The effects of sodium nitroprusside, 8-bromo cyclic GMP, 8-bromoguanosine 5′-monophosphate, 8-bromo cyclic AMP, dibutyryl cyclic AMP, and isoproterenol on incorporation of 32 P into proteins in intact rat thoracic aorta were studied. Aortas were incubated in [ 32 P]orthophosphate in order to label endogenous adenosine triphosphate. Agents were then added for various times and the tissues were homogenized and fractionated (100,000 × g for 60 min) into soluble and particulate fractions. Soluble and particulate fractions were subjected to isoelectric focusing followed by sodium dodecyl sulfate/polyacrylamide gel electrophoresis and autoradiographs were made. Nitroprusside induced a concentration-dependent increase in incorporation of 32 P into nine proteins and a decrease in 32 P incorporation into two proteins. Some of these proteins appeared in both the soluble and particulate fractions of homogenates; others appeared only in the soluble fraction. The pattern of 32 P incorporation was identical after 2- or 15-min exposure to nitroprusside and was mimicked by exposure to 50-500 μM 8-bromo cyclic GMP. 8-Bromoguanosine 5′-monophosphate did not alter 32 P incorporation. Dibutyryl cyclic AMP at 50 μM had no effect upon 32 P incorporation whereas a higher concentration (0.5 mM) caused increased or decreased 32 P incorporation into some, but not all, of the same proteins. 8-Bromo cyclic AMP (5 mM) produced only small changes in 32 P incorporation.
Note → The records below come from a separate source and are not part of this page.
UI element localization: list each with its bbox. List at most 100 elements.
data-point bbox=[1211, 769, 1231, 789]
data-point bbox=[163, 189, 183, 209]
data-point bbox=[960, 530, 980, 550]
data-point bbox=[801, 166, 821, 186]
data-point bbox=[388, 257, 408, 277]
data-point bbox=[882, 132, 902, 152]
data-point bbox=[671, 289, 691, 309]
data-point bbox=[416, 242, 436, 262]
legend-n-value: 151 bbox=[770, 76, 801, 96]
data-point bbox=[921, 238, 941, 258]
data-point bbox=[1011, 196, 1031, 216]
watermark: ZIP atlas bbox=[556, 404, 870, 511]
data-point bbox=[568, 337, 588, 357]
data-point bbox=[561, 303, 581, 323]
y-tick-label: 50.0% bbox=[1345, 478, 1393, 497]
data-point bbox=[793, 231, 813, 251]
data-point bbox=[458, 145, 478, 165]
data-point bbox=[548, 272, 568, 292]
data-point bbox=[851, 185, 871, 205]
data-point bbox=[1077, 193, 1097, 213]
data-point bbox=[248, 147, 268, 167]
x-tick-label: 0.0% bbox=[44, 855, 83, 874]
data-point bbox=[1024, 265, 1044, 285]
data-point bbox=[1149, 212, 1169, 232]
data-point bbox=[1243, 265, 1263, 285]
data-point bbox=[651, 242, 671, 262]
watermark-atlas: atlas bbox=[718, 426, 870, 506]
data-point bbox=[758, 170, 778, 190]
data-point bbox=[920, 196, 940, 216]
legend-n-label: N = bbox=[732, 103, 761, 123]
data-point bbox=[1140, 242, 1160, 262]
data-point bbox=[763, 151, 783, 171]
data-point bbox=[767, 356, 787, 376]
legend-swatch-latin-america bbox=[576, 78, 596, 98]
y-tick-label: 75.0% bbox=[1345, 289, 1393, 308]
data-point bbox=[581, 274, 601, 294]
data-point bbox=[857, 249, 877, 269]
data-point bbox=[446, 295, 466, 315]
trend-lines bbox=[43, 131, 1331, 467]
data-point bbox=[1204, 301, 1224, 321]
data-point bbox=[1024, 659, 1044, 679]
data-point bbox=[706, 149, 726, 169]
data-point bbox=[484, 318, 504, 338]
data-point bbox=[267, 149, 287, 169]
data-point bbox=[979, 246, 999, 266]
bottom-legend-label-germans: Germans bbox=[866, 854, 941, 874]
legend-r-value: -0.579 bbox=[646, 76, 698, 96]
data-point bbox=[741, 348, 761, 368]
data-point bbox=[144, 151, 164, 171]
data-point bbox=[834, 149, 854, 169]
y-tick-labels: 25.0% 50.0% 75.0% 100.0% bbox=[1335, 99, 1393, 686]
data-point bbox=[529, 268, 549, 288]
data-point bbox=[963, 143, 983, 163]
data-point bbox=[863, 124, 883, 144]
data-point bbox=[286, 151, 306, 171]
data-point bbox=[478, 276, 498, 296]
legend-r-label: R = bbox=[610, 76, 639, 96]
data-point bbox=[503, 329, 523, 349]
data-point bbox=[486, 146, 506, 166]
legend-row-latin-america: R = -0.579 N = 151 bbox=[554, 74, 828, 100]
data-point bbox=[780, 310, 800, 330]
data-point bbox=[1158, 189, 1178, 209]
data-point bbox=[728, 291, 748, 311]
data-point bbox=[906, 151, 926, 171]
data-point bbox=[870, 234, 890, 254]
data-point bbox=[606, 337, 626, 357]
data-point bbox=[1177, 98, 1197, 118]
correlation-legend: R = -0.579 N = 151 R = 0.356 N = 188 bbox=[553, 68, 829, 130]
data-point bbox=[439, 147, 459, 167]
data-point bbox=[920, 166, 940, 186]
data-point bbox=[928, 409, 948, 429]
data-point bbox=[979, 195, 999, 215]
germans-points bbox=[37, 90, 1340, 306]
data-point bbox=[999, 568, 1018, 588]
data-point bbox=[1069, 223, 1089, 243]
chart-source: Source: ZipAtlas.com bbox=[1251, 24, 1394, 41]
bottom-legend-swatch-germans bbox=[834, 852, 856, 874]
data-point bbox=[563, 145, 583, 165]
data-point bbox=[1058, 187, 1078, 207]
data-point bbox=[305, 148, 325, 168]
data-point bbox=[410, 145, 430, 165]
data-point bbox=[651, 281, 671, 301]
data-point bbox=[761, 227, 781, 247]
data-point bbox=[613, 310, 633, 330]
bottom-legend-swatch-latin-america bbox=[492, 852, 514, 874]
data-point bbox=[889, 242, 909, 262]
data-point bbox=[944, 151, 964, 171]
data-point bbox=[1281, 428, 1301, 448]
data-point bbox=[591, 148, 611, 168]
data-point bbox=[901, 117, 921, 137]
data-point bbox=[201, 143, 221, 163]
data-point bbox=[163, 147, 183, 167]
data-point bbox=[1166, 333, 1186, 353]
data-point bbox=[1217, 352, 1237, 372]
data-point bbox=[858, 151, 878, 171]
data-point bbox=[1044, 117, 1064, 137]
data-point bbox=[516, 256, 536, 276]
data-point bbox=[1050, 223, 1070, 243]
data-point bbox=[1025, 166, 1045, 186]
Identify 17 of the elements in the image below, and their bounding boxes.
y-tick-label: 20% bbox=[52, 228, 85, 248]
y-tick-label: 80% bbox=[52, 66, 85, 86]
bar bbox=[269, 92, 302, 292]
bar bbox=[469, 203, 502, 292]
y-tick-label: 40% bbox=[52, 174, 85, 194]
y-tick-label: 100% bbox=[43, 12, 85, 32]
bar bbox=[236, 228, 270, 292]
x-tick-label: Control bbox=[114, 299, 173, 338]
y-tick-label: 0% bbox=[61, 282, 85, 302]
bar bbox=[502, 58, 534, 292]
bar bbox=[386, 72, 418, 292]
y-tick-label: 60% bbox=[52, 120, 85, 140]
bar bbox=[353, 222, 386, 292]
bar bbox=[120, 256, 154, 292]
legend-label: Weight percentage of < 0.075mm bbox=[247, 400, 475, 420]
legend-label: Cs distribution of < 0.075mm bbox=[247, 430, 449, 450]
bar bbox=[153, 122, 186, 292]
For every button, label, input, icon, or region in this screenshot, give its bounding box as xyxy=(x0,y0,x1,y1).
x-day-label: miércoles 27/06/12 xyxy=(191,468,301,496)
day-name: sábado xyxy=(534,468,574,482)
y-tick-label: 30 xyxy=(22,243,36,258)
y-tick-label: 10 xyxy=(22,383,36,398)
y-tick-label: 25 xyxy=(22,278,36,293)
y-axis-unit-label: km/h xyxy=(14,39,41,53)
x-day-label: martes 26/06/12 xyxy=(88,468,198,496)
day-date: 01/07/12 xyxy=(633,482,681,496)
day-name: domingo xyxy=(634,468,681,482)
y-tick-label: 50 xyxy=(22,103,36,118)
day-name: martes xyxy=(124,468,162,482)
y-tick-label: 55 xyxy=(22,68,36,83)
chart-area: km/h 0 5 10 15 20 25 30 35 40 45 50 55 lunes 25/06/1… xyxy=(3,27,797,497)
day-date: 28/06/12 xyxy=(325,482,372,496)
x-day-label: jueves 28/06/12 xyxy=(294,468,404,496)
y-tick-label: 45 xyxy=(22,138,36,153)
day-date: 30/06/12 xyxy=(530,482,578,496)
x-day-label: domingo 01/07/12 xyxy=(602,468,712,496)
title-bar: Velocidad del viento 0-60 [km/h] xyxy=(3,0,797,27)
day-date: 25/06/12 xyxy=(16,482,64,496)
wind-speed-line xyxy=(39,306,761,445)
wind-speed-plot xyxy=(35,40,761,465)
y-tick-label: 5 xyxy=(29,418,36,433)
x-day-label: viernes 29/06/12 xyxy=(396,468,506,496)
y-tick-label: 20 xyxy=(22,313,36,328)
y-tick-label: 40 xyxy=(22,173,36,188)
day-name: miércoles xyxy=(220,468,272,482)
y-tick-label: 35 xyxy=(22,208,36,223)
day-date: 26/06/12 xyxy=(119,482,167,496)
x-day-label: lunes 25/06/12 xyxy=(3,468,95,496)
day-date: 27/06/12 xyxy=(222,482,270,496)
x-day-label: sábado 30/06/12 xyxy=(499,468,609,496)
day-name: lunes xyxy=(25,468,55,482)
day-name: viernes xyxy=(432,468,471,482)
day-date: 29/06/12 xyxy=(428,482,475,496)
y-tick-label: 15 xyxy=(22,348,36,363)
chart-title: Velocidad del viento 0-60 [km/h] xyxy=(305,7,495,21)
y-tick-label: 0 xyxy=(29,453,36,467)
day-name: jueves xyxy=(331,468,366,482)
The pattern of 32 P incorporation induced by a relatively high concentration of isoproterenol 0.1 mM was similar but not identical to that seen with 0.5 mM dibutyryl cyclic AMP. The present study indicates that the incorporation of 32 P into endogenous proteins of intact rat aorta can be regulated by nitroprusside. These effects can be mimicked by cyclic GMP analogues and only partially by cyclic AMP analogues or isoproterenol. Presumably, these effects of nitroprusside are mediated through a cyclic GMP-dependent process (protein kinase or phosphatase) which may play a role in the relaxant properties of nitroprusside and cyclic GMP.